Emancipate yourselves from mental slavery?
published: Thursday | February 17, 2005


Melville Cooke

ONE OF the most enthusiastically sung lines from Bob Marley is his delivery of Marcus Garvey's command to "emancipate yourselves from mental slavery/none but ourselves can free our minds". While it is generally recognised, if not embraced, that Christopher Columbus did not discover anywhere and the African people did not begin their existence as slaves, emancipation from mental slavery goes beyond the general rewriting 'our story'. In our daily lives, as a people, we celebrate and elevate the very things that enslave us to positions of pride.

And I will not even mention the obvious bleaching and 'brownings'.

GHETTO TAG

Ghettos (call them inner-city communities if you will) are not places to be celebrated. They are places that people who live there should either seek to improve so that they lose their ghetto tag, or move out of. There is nothing glorious at all about squalor. However, I cannot count the number of times I have heard an entertainer 'big up' favoured ghettos on stage, or encountered someone who identifies themselves by affiliation with one ghetto or the other.

I do not expect or wish anyone to be ashamed of where they come from. However, when it becomes a badge of pride to come from a ghetto and have no intention of bettering yourself or your community, something is wrong. Lest we forget, Bob Marley did sing "we come from Trench Town/they say nothing good comes from Trench Town" ­ but he bought Island House on Hope Road, very much uptown, where the museum is today. And when he sang of the government yard in Trench Town ('No Woman No Cry') he sang of a sense of community that he remembered ­ as well as the hypocrites, of course. He did not celebrate squalor. Those who do sling around terms like 'rich and switch' to typecast those who try hard and achieve.

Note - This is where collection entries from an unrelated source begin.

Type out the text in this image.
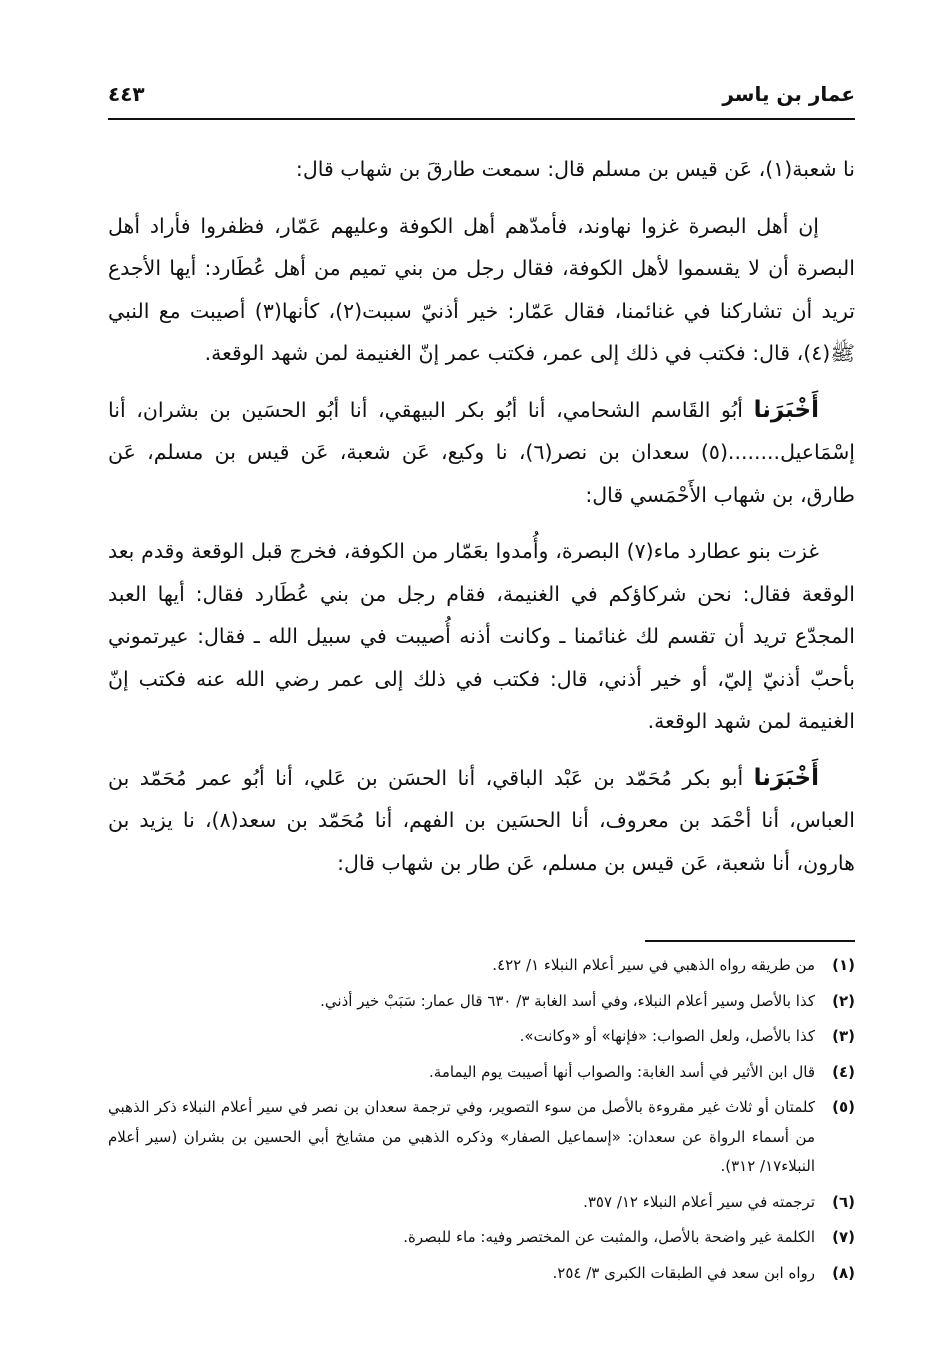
عمار بن ياسر
٤٤٣

نا شعبة(١)، عَن قيس بن مسلم قال: سمعت طارقَ بن شهاب قال:

إن أهل البصرة غزوا نهاوند، فأمدّهم أهل الكوفة وعليهم عَمّار، فظفروا فأراد أهل البصرة أن لا يقسموا لأهل الكوفة، فقال رجل من بني تميم من أهل عُطَارد: أيها الأجدع تريد أن تشاركنا في غنائمنا، فقال عَمّار: خير أذنيّ سببت(٢)، كأنها(٣) أصيبت مع النبي ﷺ(٤)، قال: فكتب في ذلك إلى عمر، فكتب عمر إنّ الغنيمة لمن شهد الوقعة.

أَخْبَرَنا أبُو القَاسم الشحامي، أنا أبُو بكر البيهقي، أنا أبُو الحسَين بن بشران، أنا إسْمَاعيل........(٥) سعدان بن نصر(٦)، نا وكيع، عَن شعبة، عَن قيس بن مسلم، عَن طارق، بن شهاب الأَحْمَسي قال:

غزت بنو عطارد ماء(٧) البصرة، وأُمدوا بعَمّار من الكوفة، فخرج قبل الوقعة وقدم بعد الوقعة فقال: نحن شركاؤكم في الغنيمة، فقام رجل من بني عُطَارد فقال: أيها العبد المجدّع تريد أن تقسم لك غنائمنا ـ وكانت أذنه أُصيبت في سبيل الله ـ فقال: عيرتموني بأحبّ أذنيّ إليّ، أو خير أذني، قال: فكتب في ذلك إلى عمر رضي الله عنه فكتب إنّ الغنيمة لمن شهد الوقعة.

أَخْبَرَنا أبو بكر مُحَمّد بن عَبْد الباقي، أنا الحسَن بن عَلي، أنا أبُو عمر مُحَمّد بن العباس، أنا أحْمَد بن معروف، أنا الحسَين بن الفهم، أنا مُحَمّد بن سعد(٨)، نا يزيد بن هارون، أنا شعبة، عَن قيس بن مسلم، عَن طار بن شهاب قال:

(١)
من طريقه رواه الذهبي في سير أعلام النبلاء ١/ ٤٢٢.
(٢)
كذا بالأصل وسير أعلام النبلاء، وفي أسد الغابة ٣/ ٦٣٠ قال عمار: سَبَبْ خير أذني.
(٣)
كذا بالأصل، ولعل الصواب: «فإنها» أو «وكانت».
(٤)
قال ابن الأثير في أسد الغابة: والصواب أنها أصيبت يوم اليمامة.
(٥)
كلمتان أو ثلاث غير مقروءة بالأصل من سوء التصوير، وفي ترجمة سعدان بن نصر في سير أعلام النبلاء ذكر الذهبي من أسماء الرواة عن سعدان: «إسماعيل الصفار» وذكره الذهبي من مشايخ أبي الحسين بن بشران (سير أعلام النبلاء١٧/ ٣١٢).
(٦)
ترجمته في سير أعلام النبلاء ١٢/ ٣٥٧.
(٧)
الكلمة غير واضحة بالأصل، والمثبت عن المختصر وفيه: ماء للبصرة.
(٨)
رواه ابن سعد في الطبقات الكبرى ٣/ ٢٥٤.
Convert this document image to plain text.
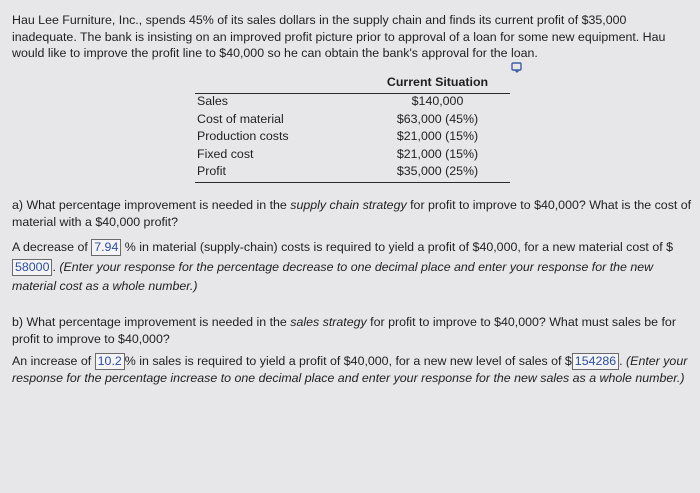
Hau Lee Furniture, Inc., spends 45% of its sales dollars in the supply chain and finds its current profit of $35,000 inadequate. The bank is insisting on an improved profit picture prior to approval of a loan for some new equipment. Hau would like to improve the profit line to $40,000 so he can obtain the bank's approval for the loan.
Current Situation
Sales	$140,000
Cost of material	$63,000 (45%)
Production costs	$21,000 (15%)
Fixed cost	$21,000 (15%)
Profit	$35,000 (25%)
a) What percentage improvement is needed in the supply chain strategy for profit to improve to $40,000? What is the cost of material with a $40,000 profit?
A decrease of 7.94 % in material (supply-chain) costs is required to yield a profit of $40,000, for a new material cost of $ 58000 . (Enter your response for the percentage decrease to one decimal place and enter your response for the new material cost as a whole number.)
b) What percentage improvement is needed in the sales strategy for profit to improve to $40,000? What must sales be for profit to improve to $40,000?
An increase of 10.2 % in sales is required to yield a profit of $40,000, for a new new level of sales of $ 154286 . (Enter your response for the percentage increase to one decimal place and enter your response for the new sales as a whole number.)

Similarly, many people glorify poverty. Again, it is a situation that one must try to get out of, not wear like a badge of honour, like it is some wonderful achievement. The poor are those who are susceptible to something that Marley advised against ­ "never let a politician grant you a favour/they will want to control you forever" ­ so the mental slave becomes the political slave. (Did I hear somebody say Tivoli? Did I hear someone say Tawes Pen?)

A BRAND IS A BRAND

Branding is another widespread example of mental slavery, this notion that something acquires added value because of a name-tag. Take an ordinary T-shirt or cap, scrawl some name on it like Von Dutch or Hilfiger, and it becomes expensive. This is a rather potent example of mental slavery, for whether it is in your skin or work over your skin, a brand is a brand, OK. This time, though, we are paying for it. And, lest we forget, if you go to the Bob Marley Museum you will see Marley's favourite performance outfit in pride of place, a simple jeans suit ('bellas', too). No name brand.

Finally, mental slavery exists when we allow those who would control us for personal profit or to enshrine their elevated positions in the society to define what is important to us, mainly through the media. Hence, for me, the social scene pages exist only for wrapping fish and sopping up fridge water. Why should the inane spouting of some politician or the other mean more to me than a 92 year-old woman being raped? Why should nearly 200,000 people dying from a tsunami mean more to me than that same number of people dying in Africa from AIDS in well under a week?

Yet, by their relative placement in the print and electronic media, one would be persuaded to believe that the politician and the tsunami are of paramount importance.

Emancipation from mental slavery is about self-determination and self-definition, not just a line in a song.